PHIL 120 (3 cr): Introduction to Logic and Critical Thinking

PHIL 120

Course Outline

Mode of Delivery

This is a print-based, correspondence course.

Course Description

Philosophy 120: Introduction to Logic and Critical Thinking provides the tools for dealing with both everyday and more technical arguments and concepts. Analysis and resolution of confusions, ambiguities, and fallacies.

Intended Audience

The course is intended for students at all levels of university study who wish to become clearer about the logical structure of natural language—or at least English, not to beg a question. The course will also provide some opportunity to conquer an aversion to formal work—the ‘I can’t do math’ syndrome. However, no mathematical knowledge is either assumed or required in the course.

Course Goals

There are theoretical and practical aims in this course. It is hoped that any one of them might be sufficient to spark your interest.

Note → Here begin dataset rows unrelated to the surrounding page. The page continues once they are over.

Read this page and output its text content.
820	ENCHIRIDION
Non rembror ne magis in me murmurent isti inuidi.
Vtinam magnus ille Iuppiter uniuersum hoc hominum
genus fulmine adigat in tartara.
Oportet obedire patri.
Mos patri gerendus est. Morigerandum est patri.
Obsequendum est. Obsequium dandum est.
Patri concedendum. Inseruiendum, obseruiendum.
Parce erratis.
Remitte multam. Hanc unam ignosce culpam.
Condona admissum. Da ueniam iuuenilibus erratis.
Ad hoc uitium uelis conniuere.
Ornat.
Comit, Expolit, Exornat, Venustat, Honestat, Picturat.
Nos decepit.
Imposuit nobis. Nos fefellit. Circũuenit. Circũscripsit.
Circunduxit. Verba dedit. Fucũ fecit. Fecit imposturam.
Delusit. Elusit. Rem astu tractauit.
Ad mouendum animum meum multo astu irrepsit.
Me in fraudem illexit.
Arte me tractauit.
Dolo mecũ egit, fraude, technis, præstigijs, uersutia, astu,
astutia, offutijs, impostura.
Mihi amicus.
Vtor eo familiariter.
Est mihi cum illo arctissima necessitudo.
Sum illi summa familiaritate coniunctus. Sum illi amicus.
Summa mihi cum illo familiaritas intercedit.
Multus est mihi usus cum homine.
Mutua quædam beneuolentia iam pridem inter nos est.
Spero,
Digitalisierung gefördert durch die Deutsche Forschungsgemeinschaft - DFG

  1. At a philosophical level, a goal of the course is to rouse in your mind the question of the extent to which relationships between truth-conditions of sentences can be captured by structural (or grammatical, or syntactic) relationships between the sentences. This issue is closely connected with questions about the nature of thought and the possibility of thinking machines.
  2. On a practical level, a goal is to get clear on the semantic properties of terms that have the broadest currency in the language, i.e., logical terms. These are words that are not peculiar to any one of the several sciences but are common and essential throughout every branch of knowledge. Further, you should acquire a firm intuitive grasp of the notion of a valid, or deductively sound, argument. Although such arguments in pure form may not be the most interesting that one encounters in a particular discipline (outside of mathematics and theoretical physics), the notion is fundamental to all rational discourse.
  3. Finally, a goal that is perhaps both practical and theoretical: it is hoped that you will acquire
    a better grasp of, and appreciation of, the structure and semantics of (at least) English. This is achieved by introducing an artificial language and reflecting, as it were, English off of it. It this seems bizarre at first blush, one might have experienced, or recall someone having remarked, that they did not understand the grammar of their own language until they learned another. The situation with our artificial language is not much different.

Course Materials

Your course material consists of a course manual that contains ten lessons with commentary by the course author on key topics, directions for doing reading and exercises, and the graded assignment problems.

Course Work

There will be twelve assignments, each graded on the basis of ten. Of these twelve, the best ten will be counted toward the final grade, for a total of 100 points. There will be an “open book” midterm (15 points) and a final (85 points), i.e., 200 possible points. Your final grade will be a percentage of this total.

Required Textbooks and Course Materials

  • Hodges, Wilfrid. Logic: An Introduction to Elementary Logic. 2nd ed. Harmondsworth: Penguin Books, 2002.